Date: Wed, 20 Mar 1996 16:51:02 GMT
Reply-To: Richard F Ulrich <wpilib+@PITT.EDU>
Sender: "SPSSX(r) Discussion" <SPSSX-L@UGA.CC.UGA.EDU>
From: Richard F Ulrich <wpilib+@PITT.EDU>
Organization: University of Pittsburgh
Subject: Re: Interactions in regression equations.
Bisson Jocelyn (bisson@ERE.UMONTREAL.CA) wrote:
: From my understanding of analytical strategies concerning regression
: analysis, when an interaction term turns out to be significant (using
: the r2 change after simple effects have been entered), it is indicated
: to perfom separate analyses, one for each level of the interaction term.

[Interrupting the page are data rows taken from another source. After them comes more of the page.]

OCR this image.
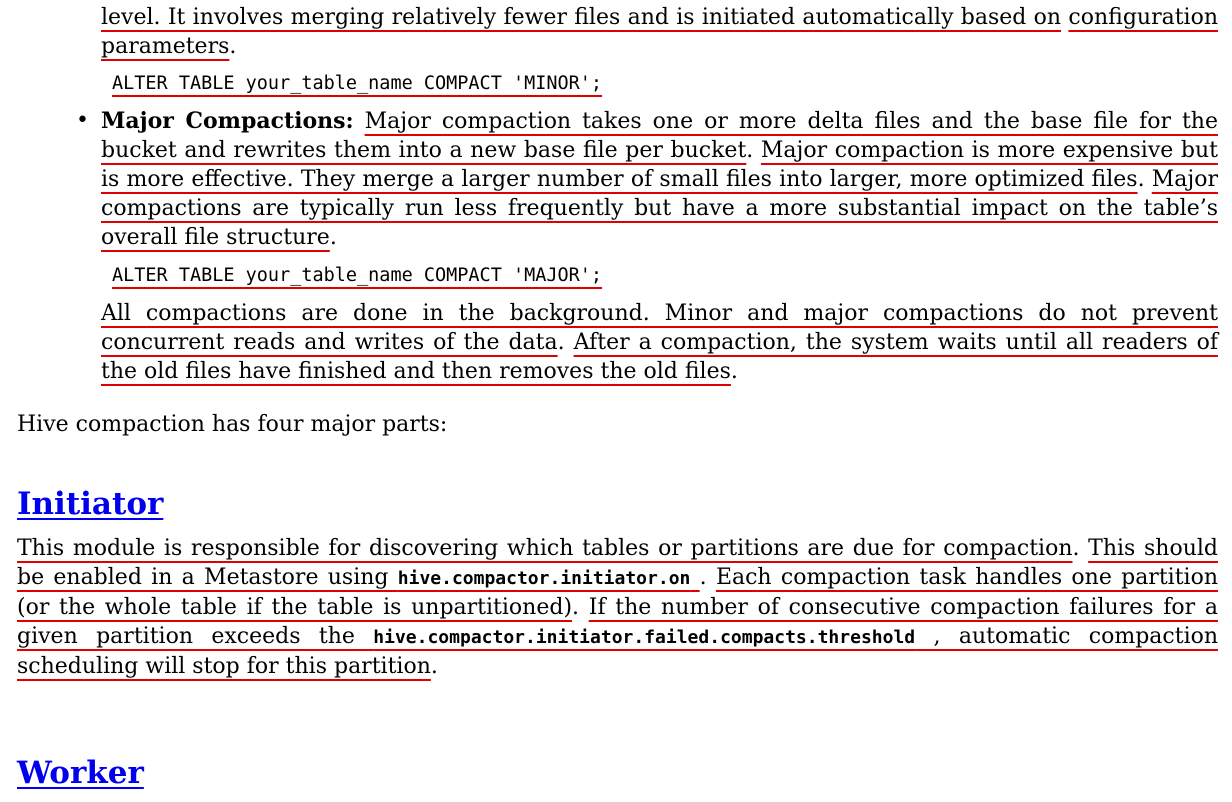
level. It involves merging relatively fewer files and is initiated automatically based on configuration parameters.

ALTER TABLE your_table_name COMPACT 'MINOR';
• Major Compactions: Major compaction takes one or more delta files and the base file for the bucket and rewrites them into a new base file per bucket. Major compaction is more expensive but is more effective. They merge a larger number of small files into larger, more optimized files. Major compactions are typically run less frequently but have a more substantial impact on the table’s overall file structure.

ALTER TABLE your_table_name COMPACT 'MAJOR';

All compactions are done in the background. Minor and major compactions do not prevent concurrent reads and writes of the data. After a compaction, the system waits until all readers of the old files have finished and then removes the old files.

Hive compaction has four major parts:
Initiator

This module is responsible for discovering which tables or partitions are due for compaction. This should be enabled in a Metastore using hive.compactor.initiator.on . Each compaction task handles one partition (or the whole table if the table is unpartitioned). If the number of consecutive compaction failures for a given partition exceeds the hive.compactor.initiator.failed.compacts.threshold , automatic compaction scheduling will stop for this partition.

Worker
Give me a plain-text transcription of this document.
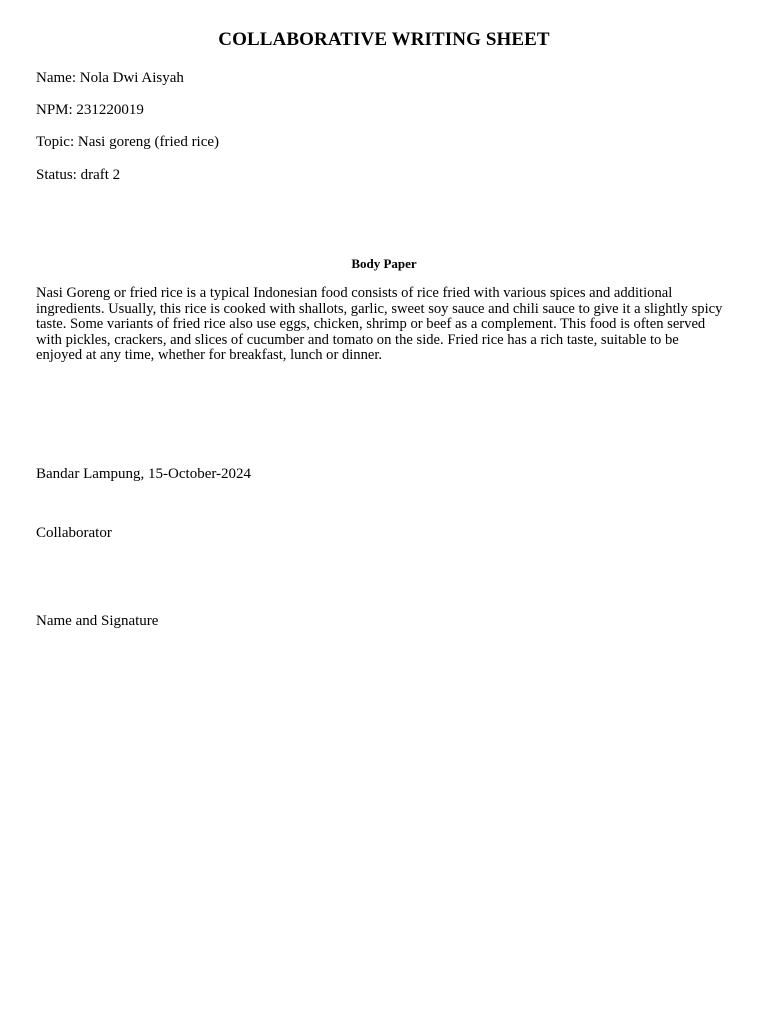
COLLABORATIVE WRITING SHEET
Name: Nola Dwi Aisyah
NPM: 231220019
Topic: Nasi goreng (fried rice)
Status: draft 2
Body Paper
Nasi Goreng or fried rice is a typical Indonesian food consists of rice fried with various spices and additional ingredients. Usually, this rice is cooked with shallots, garlic, sweet soy sauce and chili sauce to give it a slightly spicy taste. Some variants of fried rice also use eggs, chicken, shrimp or beef as a complement. This food is often served with pickles, crackers, and slices of cucumber and tomato on the side. Fried rice has a rich taste, suitable to be enjoyed at any time, whether for breakfast, lunch or dinner.
Bandar Lampung, 15-October-2024
Collaborator
Name and Signature
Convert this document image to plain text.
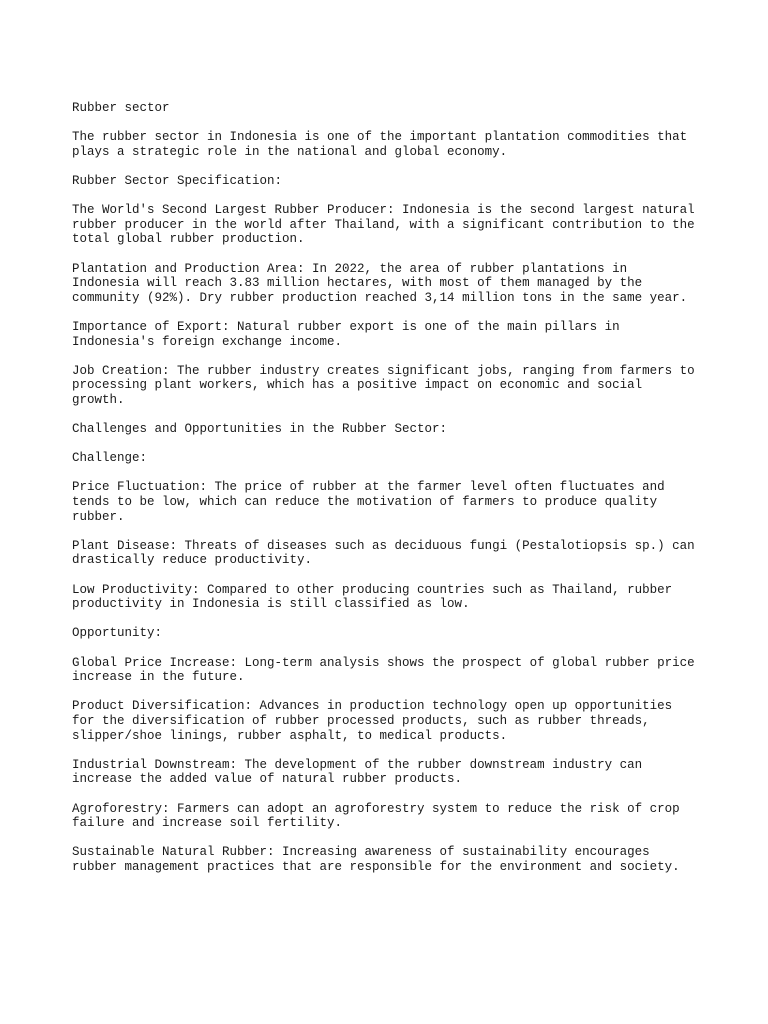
Rubber sector

The rubber sector in Indonesia is one of the important plantation commodities that
plays a strategic role in the national and global economy.

Rubber Sector Specification:

The World's Second Largest Rubber Producer: Indonesia is the second largest natural
rubber producer in the world after Thailand, with a significant contribution to the
total global rubber production.

Plantation and Production Area: In 2022, the area of rubber plantations in
Indonesia will reach 3.83 million hectares, with most of them managed by the
community (92%). Dry rubber production reached 3,14 million tons in the same year.

Importance of Export: Natural rubber export is one of the main pillars in
Indonesia's foreign exchange income.

Job Creation: The rubber industry creates significant jobs, ranging from farmers to
processing plant workers, which has a positive impact on economic and social
growth.

Challenges and Opportunities in the Rubber Sector:

Challenge:

Price Fluctuation: The price of rubber at the farmer level often fluctuates and
tends to be low, which can reduce the motivation of farmers to produce quality
rubber.

Plant Disease: Threats of diseases such as deciduous fungi (Pestalotiopsis sp.) can
drastically reduce productivity.

Low Productivity: Compared to other producing countries such as Thailand, rubber
productivity in Indonesia is still classified as low.

Opportunity:

Global Price Increase: Long-term analysis shows the prospect of global rubber price
increase in the future.

Product Diversification: Advances in production technology open up opportunities
for the diversification of rubber processed products, such as rubber threads,
slipper/shoe linings, rubber asphalt, to medical products.

Industrial Downstream: The development of the rubber downstream industry can
increase the added value of natural rubber products.

Agroforestry: Farmers can adopt an agroforestry system to reduce the risk of crop
failure and increase soil fertility.

Sustainable Natural Rubber: Increasing awareness of sustainability encourages
rubber management practices that are responsible for the environment and society.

-- Well, you CAN do it that way, and it might be handy in taking
a CLOSE look at your data....
: For instance, if gender (X1) interacts with husbands' drinking behaviors
: (X2) in explaining wives' drinking patterns (Y), one makes a separate
: regression for each gender.
-- ... especially when, say, the regression of a husband-variable
explaining a wife-variable depends on *gender*. (Is that the gender
of the husband, or of the wife?)
-- In answer to your later question: As David Nichols says, you
properly need to look at 2x3 cells, for gender and age, *if* there
is a higher interaction including THEM; in your example, a 3-way
interaction. Else, you can look at two groups, and three groups.
Rich Ulrich, biostatistician firstname.lastname@example.org
Western Psychiatric Inst. and Clinic Univ. of Pittsburgh
============remainder of original note
: My question is: What should be done when there are two or more separate
: significant interaction terms ? For example, if on top of the previous
: interaction, wives' age (3 groups) interacts with husbands' drinking
: behaviors in explaining wives' drinking patterns.
: Should one necessarily present in this case 6 (2 x 3) different regression
: equations ? One for each combinations of levels of the interacting
: variables ?
: We are using data from a population survey, and for that matter the
: analysis design is nonexperimental and nonorthogonal.